Sharron Angle too subtle for you? “Second Amendment” remedies? Guns instead of elections too implicit? Fortunately, to our rescue, to the speeding of the falling of the scales from our eyes, comes the Tea Party and Republican nominee for the 30th Congressional District of Texas, “Pastor” Steffan Broden. “Our nation was founded on violence,” he said, on tape.

Was armed insurrection, revolution, an option in 2010? “The option is on the table. I don‘t think that we should ever remove anything from the table. However, it is not the first option.”

Thank you! The attempt to overthrow the government of the United States by violence is not the Tea Party‘s first option. Next Tuesday is the first option!

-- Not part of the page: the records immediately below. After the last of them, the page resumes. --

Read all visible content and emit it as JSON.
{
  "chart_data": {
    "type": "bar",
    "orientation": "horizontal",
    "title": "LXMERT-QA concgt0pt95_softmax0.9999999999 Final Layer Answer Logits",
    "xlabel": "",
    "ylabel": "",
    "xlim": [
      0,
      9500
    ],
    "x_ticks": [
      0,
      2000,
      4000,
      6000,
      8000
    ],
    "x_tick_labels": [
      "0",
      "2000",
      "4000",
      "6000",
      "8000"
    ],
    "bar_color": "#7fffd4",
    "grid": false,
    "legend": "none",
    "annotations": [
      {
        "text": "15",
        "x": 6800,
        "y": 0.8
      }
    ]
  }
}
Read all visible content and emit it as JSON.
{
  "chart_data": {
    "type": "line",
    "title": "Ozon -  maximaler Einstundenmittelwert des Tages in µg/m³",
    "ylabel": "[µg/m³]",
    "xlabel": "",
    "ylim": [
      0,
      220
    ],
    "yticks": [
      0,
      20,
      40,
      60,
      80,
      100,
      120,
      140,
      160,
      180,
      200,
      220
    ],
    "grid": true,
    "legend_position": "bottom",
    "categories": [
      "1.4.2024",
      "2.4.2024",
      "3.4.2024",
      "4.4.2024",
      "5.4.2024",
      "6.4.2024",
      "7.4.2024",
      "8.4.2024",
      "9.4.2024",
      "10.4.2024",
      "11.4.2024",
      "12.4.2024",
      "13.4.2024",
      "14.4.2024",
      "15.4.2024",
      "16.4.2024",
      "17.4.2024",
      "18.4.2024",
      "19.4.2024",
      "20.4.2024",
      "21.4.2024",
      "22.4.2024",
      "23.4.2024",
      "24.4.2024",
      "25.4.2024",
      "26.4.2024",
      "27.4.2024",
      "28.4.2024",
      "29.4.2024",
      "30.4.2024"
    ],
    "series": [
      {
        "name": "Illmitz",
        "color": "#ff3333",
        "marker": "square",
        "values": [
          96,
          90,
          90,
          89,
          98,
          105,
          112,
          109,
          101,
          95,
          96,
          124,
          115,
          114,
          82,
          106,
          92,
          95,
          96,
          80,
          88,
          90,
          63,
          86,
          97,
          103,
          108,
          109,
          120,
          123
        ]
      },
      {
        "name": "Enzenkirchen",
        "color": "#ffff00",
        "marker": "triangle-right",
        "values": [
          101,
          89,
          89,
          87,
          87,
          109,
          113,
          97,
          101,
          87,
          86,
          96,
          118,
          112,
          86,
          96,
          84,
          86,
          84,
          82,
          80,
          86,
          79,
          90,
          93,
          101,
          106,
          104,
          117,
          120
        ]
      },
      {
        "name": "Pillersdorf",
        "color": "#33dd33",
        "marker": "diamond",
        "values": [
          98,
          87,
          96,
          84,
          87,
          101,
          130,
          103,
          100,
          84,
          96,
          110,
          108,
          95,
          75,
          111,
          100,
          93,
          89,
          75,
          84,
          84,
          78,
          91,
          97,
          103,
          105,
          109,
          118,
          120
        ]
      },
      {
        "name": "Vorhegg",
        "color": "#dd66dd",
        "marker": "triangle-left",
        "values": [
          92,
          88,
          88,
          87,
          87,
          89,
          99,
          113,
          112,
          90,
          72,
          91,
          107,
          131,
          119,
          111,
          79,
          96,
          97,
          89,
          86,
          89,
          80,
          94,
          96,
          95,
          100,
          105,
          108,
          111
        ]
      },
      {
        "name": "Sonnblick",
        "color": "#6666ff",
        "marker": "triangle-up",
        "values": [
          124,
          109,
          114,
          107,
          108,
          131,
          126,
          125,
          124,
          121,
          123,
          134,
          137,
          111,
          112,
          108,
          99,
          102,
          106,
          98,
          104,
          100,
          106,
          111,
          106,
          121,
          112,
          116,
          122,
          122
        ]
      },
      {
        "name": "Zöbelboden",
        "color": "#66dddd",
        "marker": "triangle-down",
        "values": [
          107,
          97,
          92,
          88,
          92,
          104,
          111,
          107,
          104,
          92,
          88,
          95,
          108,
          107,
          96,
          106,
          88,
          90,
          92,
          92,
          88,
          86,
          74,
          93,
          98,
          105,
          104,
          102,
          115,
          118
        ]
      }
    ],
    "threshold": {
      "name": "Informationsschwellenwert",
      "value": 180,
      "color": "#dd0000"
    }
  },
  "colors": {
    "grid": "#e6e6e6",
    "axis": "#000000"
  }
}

The words are those of Nedrick Young and Harold Jacob Smith from the screenplay for the movie “Inherit The Wind.” As the attorney for the man on trial for teaching evolution, Spencer Tracy, cuts to the gist:

“Fanaticism and ignorance is forever busy, and needs feeding. And soon, your honor, with banners flying and with drums beating, we‘ll be marching backward. Backward through the glorious ages of that 16th century when bigots burned the man who dared bring them enlightenment and intelligence to the human mind!”

The angered judge replies, “I hope counsel does not mean to imply that this court is bigoted.” The attorney mutters, “well, your honor has the right to hope.” The Judge warns, “I have the right to do more than that.” The attorney explodes: “You have the power to do more than that.”

And you have the power to do more than that.